Menjadi pendaki bukan soal gaya hidup keren atau untuk mengumpulkan “feed” Instagram yang estetik. Mendaki adalah kegiatan yang butuh fisik kuat, mental tangguh, serta pengetahuan tentang keselamatan dan etika di alam bebas. Alam bukan tempat hiburan belaka, melainkan ruang yang harus dijaga dan dihormati.
Sering kita temui kasus pendaki yang naik gunung tanpa peralatan yang memadai, membuang sampah sembarangan, merusak vegetasi, bahkan mengabaikan rambu atau peringatan. Ini adalah cermin bahwa semangat pendakian mereka bukan dilandasi kesadaran, melainkan ikut-ikutan.

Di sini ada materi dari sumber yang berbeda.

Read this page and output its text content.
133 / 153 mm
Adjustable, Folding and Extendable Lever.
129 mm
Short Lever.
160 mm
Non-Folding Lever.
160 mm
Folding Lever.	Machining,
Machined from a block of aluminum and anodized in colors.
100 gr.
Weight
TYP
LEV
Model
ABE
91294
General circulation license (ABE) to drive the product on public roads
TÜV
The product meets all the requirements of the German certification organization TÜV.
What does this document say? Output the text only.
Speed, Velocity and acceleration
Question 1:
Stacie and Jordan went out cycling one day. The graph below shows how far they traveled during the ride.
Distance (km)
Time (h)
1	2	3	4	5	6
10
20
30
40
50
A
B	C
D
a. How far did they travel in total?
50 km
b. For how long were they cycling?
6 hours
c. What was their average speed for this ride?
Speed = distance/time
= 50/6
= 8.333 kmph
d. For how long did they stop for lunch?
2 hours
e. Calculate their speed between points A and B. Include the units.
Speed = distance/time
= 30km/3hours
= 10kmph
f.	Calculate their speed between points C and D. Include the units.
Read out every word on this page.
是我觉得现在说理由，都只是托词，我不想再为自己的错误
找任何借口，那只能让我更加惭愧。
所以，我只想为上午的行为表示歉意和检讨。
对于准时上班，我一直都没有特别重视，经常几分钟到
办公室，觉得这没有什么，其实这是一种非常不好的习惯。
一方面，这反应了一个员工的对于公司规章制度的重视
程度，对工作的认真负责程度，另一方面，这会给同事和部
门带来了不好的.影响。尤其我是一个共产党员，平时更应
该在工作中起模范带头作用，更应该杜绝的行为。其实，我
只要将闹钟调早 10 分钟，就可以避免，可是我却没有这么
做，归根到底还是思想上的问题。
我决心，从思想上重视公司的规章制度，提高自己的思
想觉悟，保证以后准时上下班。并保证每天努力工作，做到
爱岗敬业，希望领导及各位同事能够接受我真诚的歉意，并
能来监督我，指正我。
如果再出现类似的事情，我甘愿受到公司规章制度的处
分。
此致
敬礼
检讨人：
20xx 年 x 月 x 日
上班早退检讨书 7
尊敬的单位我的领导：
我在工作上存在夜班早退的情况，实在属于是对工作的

Seharusnya, setiap pendaki memiliki tanggung jawab moral dan lingkungan. Membawa turun sampah sendiri, menjaga kelestarian flora dan fauna, serta menghormati adat dan aturan lokal adalah bagian penting dari etika mendaki. Alam telah memberikan keindahan luar biasa, dan sudah sepatutnya kita membalasnya dengan menjaga dan merawatnya.
Mendaki gunung memang bisa memberi pelajaran hidup—tentang ketekunan, kerja sama, dan kedekatan dengan alam. Namun, semua itu hanya bisa diperoleh bila kita mendaki dengan hati, bukan hanya dengan kamera.